Saat aku turun dari mobil, dia sudah berdiri di depan pintu masuk. Rapi, seperti biasa. Kaos polo warna navy melekat rapi di tubuhnya, celana jins navy yang pas, dan sepasang sepatu yang membuat penampilannya terlihat bersih dan enak dipandang.
“Aku suka gaya kamu,” ceplosku tanpa sengaja.
Dia menoleh, terkejut, lalu tersenyum kecil.
“Makasih. Kamu juga… kelihatan cantik hari ini.”
Gelas jantungku langsung retak. Aku pura-pura sibuk mengalihkan pandangan, padahal ingin tersenyum selebar mungkin.
Kami berjalan menyusuri Ancol yang tidak terlalu ramai hari itu. Angin laut menyapu rambutku, aroma air asin, dan suara ombak menjadi latar belakang yang sempurna.
“Kamu sering ke sini?” tanyaku.
“Jarang. Biasanya kalau kerjaan sudah terlalu penuh,” katanya. “Ancol itu… tempat tenang buat aku. Kayak jeda. Kamu sendiri?”
“Sudah lama banget nggak ke sini.”
Dia tertawa pelan. “Berarti hari ini… nostalgia ya?”
Aku tersenyum, “Iya, mungkin begitu.”
Kami berjalan di pinggir pantai. Sesekali dia menyeruput es kopi yang dia beli dari booth kecil dekat gerbang. Aku hanya membawa air mineral, tapi dia beberapa kali menawarkan minumannya.
“Cobain sedikit deh,” katanya, menyodorkan gelas.
Aku ragu. Dia menatapku sambil mengangkat sedikit alis, tanda menunggu.
Jantungku langsung tidak karuan.
“Kalau nggak suka nggak apa-apa,” tambahnya.
Aku akhirnya mengambilnya. Saat bibirku menyentuh sedotan yang baru saja dia gunakan, entah kenapa pipiku langsung panas.
“Gimana?” tanyanya penuh rasa ingin tahu.
“Enak.”
Dan manis.
Tapi tentu saja aku tidak mengatakan bagian terakhir itu.
Kami duduk di pinggir dermaga, membiarkan angin laut merusak rambut kami. Langit pelan-pelan berubah warna biru menjadi jingga, jingga menjadi keemasan.
“Aku senang kamu mau ketemu lagi,” katanya tiba-tiba.
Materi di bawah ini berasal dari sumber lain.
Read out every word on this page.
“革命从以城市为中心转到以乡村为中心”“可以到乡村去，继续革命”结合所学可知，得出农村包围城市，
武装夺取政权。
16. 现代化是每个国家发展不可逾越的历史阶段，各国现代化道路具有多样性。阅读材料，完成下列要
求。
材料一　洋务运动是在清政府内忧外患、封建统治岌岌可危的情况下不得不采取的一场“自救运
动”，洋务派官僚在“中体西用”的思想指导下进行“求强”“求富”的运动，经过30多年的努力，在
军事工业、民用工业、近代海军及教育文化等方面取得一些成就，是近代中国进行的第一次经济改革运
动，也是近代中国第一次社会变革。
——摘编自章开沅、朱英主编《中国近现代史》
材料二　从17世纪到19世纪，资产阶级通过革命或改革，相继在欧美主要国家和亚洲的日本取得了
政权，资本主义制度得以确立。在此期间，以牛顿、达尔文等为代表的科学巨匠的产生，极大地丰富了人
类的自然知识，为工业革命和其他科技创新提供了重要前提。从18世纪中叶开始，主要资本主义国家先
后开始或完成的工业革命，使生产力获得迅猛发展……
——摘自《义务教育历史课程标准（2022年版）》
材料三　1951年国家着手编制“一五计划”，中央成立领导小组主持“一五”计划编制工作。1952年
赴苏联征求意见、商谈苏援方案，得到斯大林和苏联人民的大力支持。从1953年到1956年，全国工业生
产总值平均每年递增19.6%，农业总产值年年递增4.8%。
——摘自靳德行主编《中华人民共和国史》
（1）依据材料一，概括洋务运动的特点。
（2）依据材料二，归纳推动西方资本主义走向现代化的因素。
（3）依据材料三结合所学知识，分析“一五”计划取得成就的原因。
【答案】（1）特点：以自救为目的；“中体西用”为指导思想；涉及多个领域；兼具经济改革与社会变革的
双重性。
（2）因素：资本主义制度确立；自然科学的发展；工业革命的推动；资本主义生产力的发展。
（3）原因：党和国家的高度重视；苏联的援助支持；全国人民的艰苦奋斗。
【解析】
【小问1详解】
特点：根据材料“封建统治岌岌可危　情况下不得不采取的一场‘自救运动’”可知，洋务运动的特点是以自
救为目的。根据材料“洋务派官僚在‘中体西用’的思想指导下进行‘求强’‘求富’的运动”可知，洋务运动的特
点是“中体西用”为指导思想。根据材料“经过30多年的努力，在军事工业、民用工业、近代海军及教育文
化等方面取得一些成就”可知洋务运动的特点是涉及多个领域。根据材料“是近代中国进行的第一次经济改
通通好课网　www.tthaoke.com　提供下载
Ucapan itu datang begitu tiba-tiba sampai aku menoleh tanpa sadar.
Dia menatap lurus ke arah langit, tapi aku tahu kata-kata itu bukan untuk langit, kata-kata itu untukku.
“Aku juga senang,” jawabku pelan.
“Kamu tipe orang yang… sulit aku temui di aplikasi,” lanjutnya. “Kebanyakan cuma basa-basi. Kamu… beda.”
“Beda gimana?”
Dia menoleh. Mata kami bertemu. Ada sesuatu di sana, kehangatan yang tidak pura-pura.
“Kamu… tulus.”
Dadaku terasa hangat. Seperti ada sesuatu yang tumbuh perlahan tapi pasti.
Kami duduk cukup lama sampai senja hampir menghilang. Omongannya semakin banyak, tawanya semakin bebas, dan aku merasa semakin nyaman. Dia menceritakan masa kecilnya yang sederhana, perjuangannya merantau, rasa sepi yang ia rasakan beberapa bulan terakhir. Semua itu tidak ia ceritakan melalui chat, tapi hari itu dia membukakan pintunya perlahan.
“Aku sebenarnya tidak terlalu suka keramaian. Tapi kalau sama kamu… aku nggak keberatan,” katanya tiba-tiba.
Aku terdiam.
“Kenapa?” tanyanya.
“Gak apa-apa. Cuma… aku gak nyangka kamu bisa ngomong kayak gitu.”
Dia tertawa kecil. “Aku orangnya jujur kok.”
Lalu hening. Hening yang tidak kikuk, hening yang terasa nyaman.
Tiba-tiba dia berkata pelan, nyaris seperti gumaman:
“Pertemuan kemarin… dan hari ini… kayak sesuatu yang sudah lama aku tunggu.”
Hatiku seperti diremas lembut.
“Kenapa?” tanyaku.
Dia menatapku lama. Lama sekali. Dan kali ini aku tidak bisa menghindar.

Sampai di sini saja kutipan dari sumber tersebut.